The current minimum wage for those aged 21-22 stands at £10.18 per hour. Additionally, the National Minimum Wage for 18-20-year-olds will increase from £7.49 to £8.60 an hour, benefiting 2.7 million low-paid workers. Apprentices are not left out, with their hourly pay seeing a rise of over 20%, from £5.28 to £6.40.
The Chancellor has accepted recommendations from the Low Pay Commission in full, stating that the Conservatives’ goal to “end low pay” has been achieved by raising the living wage to two-thirds of average earnings. According to Mr. Hunt, the National Living Wage has halved the number of people on low pay since 2010, ensuring that work is rewarding.
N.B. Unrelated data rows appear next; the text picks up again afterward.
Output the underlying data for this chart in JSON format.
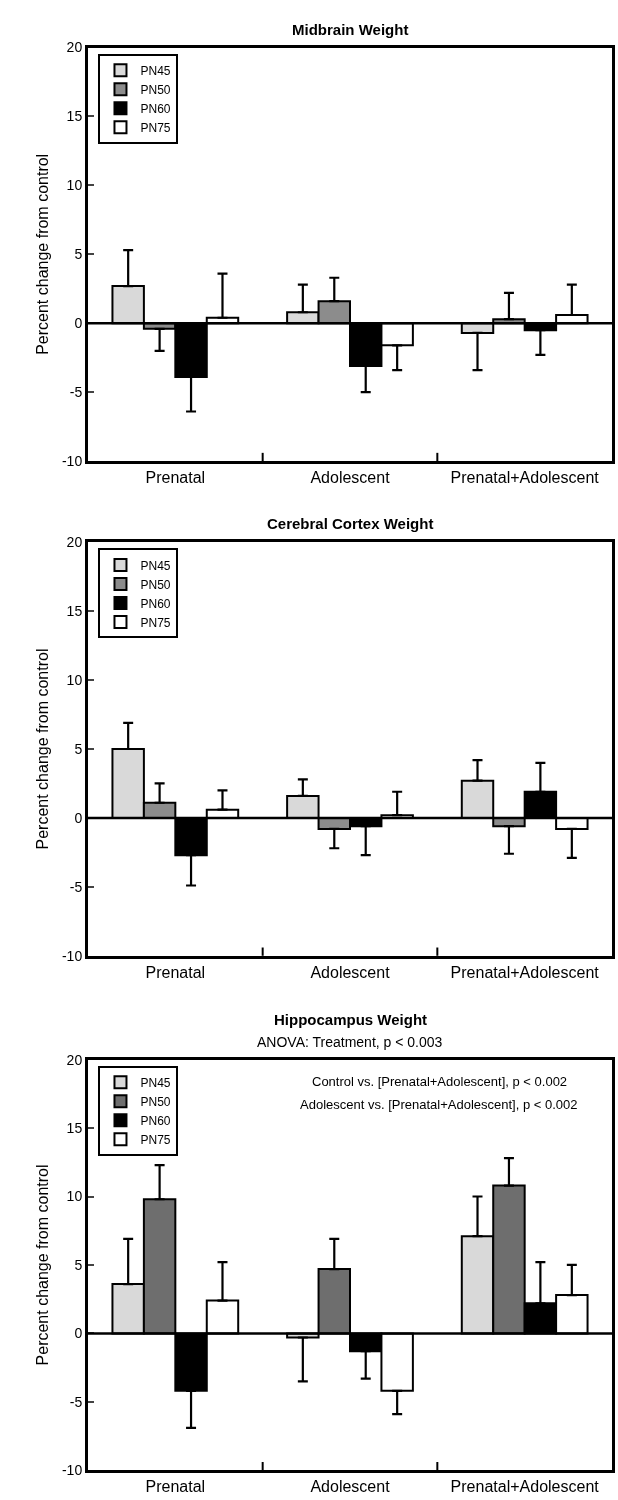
{
  "chart_data": [
    {
      "type": "bar",
      "title": "Midbrain Weight",
      "ylabel": "Percent change from control",
      "categories": [
        "Prenatal",
        "Adolescent",
        "Prenatal+Adolescent"
      ],
      "ylim": [
        -10,
        20
      ],
      "yticks": [
        -10,
        -5,
        0,
        5,
        10,
        15,
        20
      ],
      "legend": "top left",
      "ref_lines": [
        {
          "axis": "y",
          "value": 0,
          "color": "#000000"
        }
      ],
      "series": [
        {
          "name": "PN45",
          "color": "#d9d9d9",
          "values": [
            2.7,
            0.8,
            -0.7
          ],
          "errors": [
            [
              2.7,
              5.3
            ],
            [
              0.8,
              2.8
            ],
            [
              -3.4,
              -0.7
            ]
          ]
        },
        {
          "name": "PN50",
          "color": "#8c8c8c",
          "values": [
            -0.4,
            1.6,
            0.3
          ],
          "errors": [
            [
              -2.0,
              -0.4
            ],
            [
              1.6,
              3.3
            ],
            [
              0.3,
              2.2
            ]
          ]
        },
        {
          "name": "PN60",
          "color": "#000000",
          "values": [
            -3.9,
            -3.1,
            -0.5
          ],
          "errors": [
            [
              -6.4,
              -3.9
            ],
            [
              -5.0,
              -3.1
            ],
            [
              -2.3,
              -0.5
            ]
          ]
        },
        {
          "name": "PN75",
          "color": "#ffffff",
          "values": [
            0.4,
            -1.6,
            0.6
          ],
          "errors": [
            [
              0.4,
              3.6
            ],
            [
              -3.4,
              -1.6
            ],
            [
              0.6,
              2.8
            ]
          ]
        }
      ]
    },
    {
      "type": "bar",
      "title": "Cerebral Cortex Weight",
      "ylabel": "Percent change from control",
      "categories": [
        "Prenatal",
        "Adolescent",
        "Prenatal+Adolescent"
      ],
      "ylim": [
        -10,
        20
      ],
      "yticks": [
        -10,
        -5,
        0,
        5,
        10,
        15,
        20
      ],
      "legend": "top left",
      "ref_lines": [
        {
          "axis": "y",
          "value": 0,
          "color": "#000000"
        }
      ],
      "series": [
        {
          "name": "PN45",
          "color": "#d9d9d9",
          "values": [
            5.0,
            1.6,
            2.7
          ],
          "errors": [
            [
              5.0,
              6.9
            ],
            [
              1.6,
              2.8
            ],
            [
              2.7,
              4.2
            ]
          ]
        },
        {
          "name": "PN50",
          "color": "#8c8c8c",
          "values": [
            1.1,
            -0.8,
            -0.6
          ],
          "errors": [
            [
              1.1,
              2.5
            ],
            [
              -2.2,
              -0.8
            ],
            [
              -2.6,
              -0.6
            ]
          ]
        },
        {
          "name": "PN60",
          "color": "#000000",
          "values": [
            -2.7,
            -0.6,
            1.9
          ],
          "errors": [
            [
              -4.9,
              -2.7
            ],
            [
              -2.7,
              -0.6
            ],
            [
              1.9,
              4.0
            ]
          ]
        },
        {
          "name": "PN75",
          "color": "#ffffff",
          "values": [
            0.6,
            0.2,
            -0.8
          ],
          "errors": [
            [
              0.6,
              2.0
            ],
            [
              0.2,
              1.9
            ],
            [
              -2.9,
              -0.8
            ]
          ]
        }
      ]
    },
    {
      "type": "bar",
      "title": "Hippocampus Weight",
      "subtitle": "ANOVA: Treatment, p < 0.003",
      "ylabel": "Percent change from control",
      "categories": [
        "Prenatal",
        "Adolescent",
        "Prenatal+Adolescent"
      ],
      "ylim": [
        -10,
        20
      ],
      "yticks": [
        -10,
        -5,
        0,
        5,
        10,
        15,
        20
      ],
      "legend": "top left",
      "ref_lines": [
        {
          "axis": "y",
          "value": 0,
          "color": "#000000"
        }
      ],
      "annotations": [
        "Control vs. [Prenatal+Adolescent], p < 0.002",
        "Adolescent vs. [Prenatal+Adolescent], p < 0.002"
      ],
      "series": [
        {
          "name": "PN45",
          "color": "#d9d9d9",
          "values": [
            3.6,
            -0.3,
            7.1
          ],
          "errors": [
            [
              3.6,
              6.9
            ],
            [
              -3.5,
              -0.3
            ],
            [
              7.1,
              10.0
            ]
          ]
        },
        {
          "name": "PN50",
          "color": "#6e6e6e",
          "values": [
            9.8,
            4.7,
            10.8
          ],
          "errors": [
            [
              9.8,
              12.3
            ],
            [
              4.7,
              6.9
            ],
            [
              10.8,
              12.8
            ]
          ]
        },
        {
          "name": "PN60",
          "color": "#000000",
          "values": [
            -4.2,
            -1.3,
            2.2
          ],
          "errors": [
            [
              -6.9,
              -4.2
            ],
            [
              -3.3,
              -1.3
            ],
            [
              2.2,
              5.2
            ]
          ]
        },
        {
          "name": "PN75",
          "color": "#ffffff",
          "values": [
            2.4,
            -4.2,
            2.8
          ],
          "errors": [
            [
              2.4,
              5.2
            ],
            [
              -5.9,
              -4.2
            ],
            [
              2.8,
              5.0
            ]
          ]
        }
      ]
    }
  ]
}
Bryan Sanderson, the chair of the Low Pay Commission, described the recommended increase as a navigation through political and economic uncertainties.
However, the wage increase comes amid soaring living costs, with low-income families particularly affected by escalating energy and food bills. Last year’s similar wage hike raised concerns among retail and hospitality businesses over increased wage bills.
Kate Nicholls, CEO of UK Hospitality, expressed concerns on X, formerly Twitter, about the impact of the wage rise on businesses. She emphasized the need for government action to reduce taxes and costs, particularly business rates, to support businesses in implementing the wage increase.
The wage hike represents a significant step in addressing income inequality and the cost-of-living crisis but also raises questions about the economic impact on businesses during a challenging period.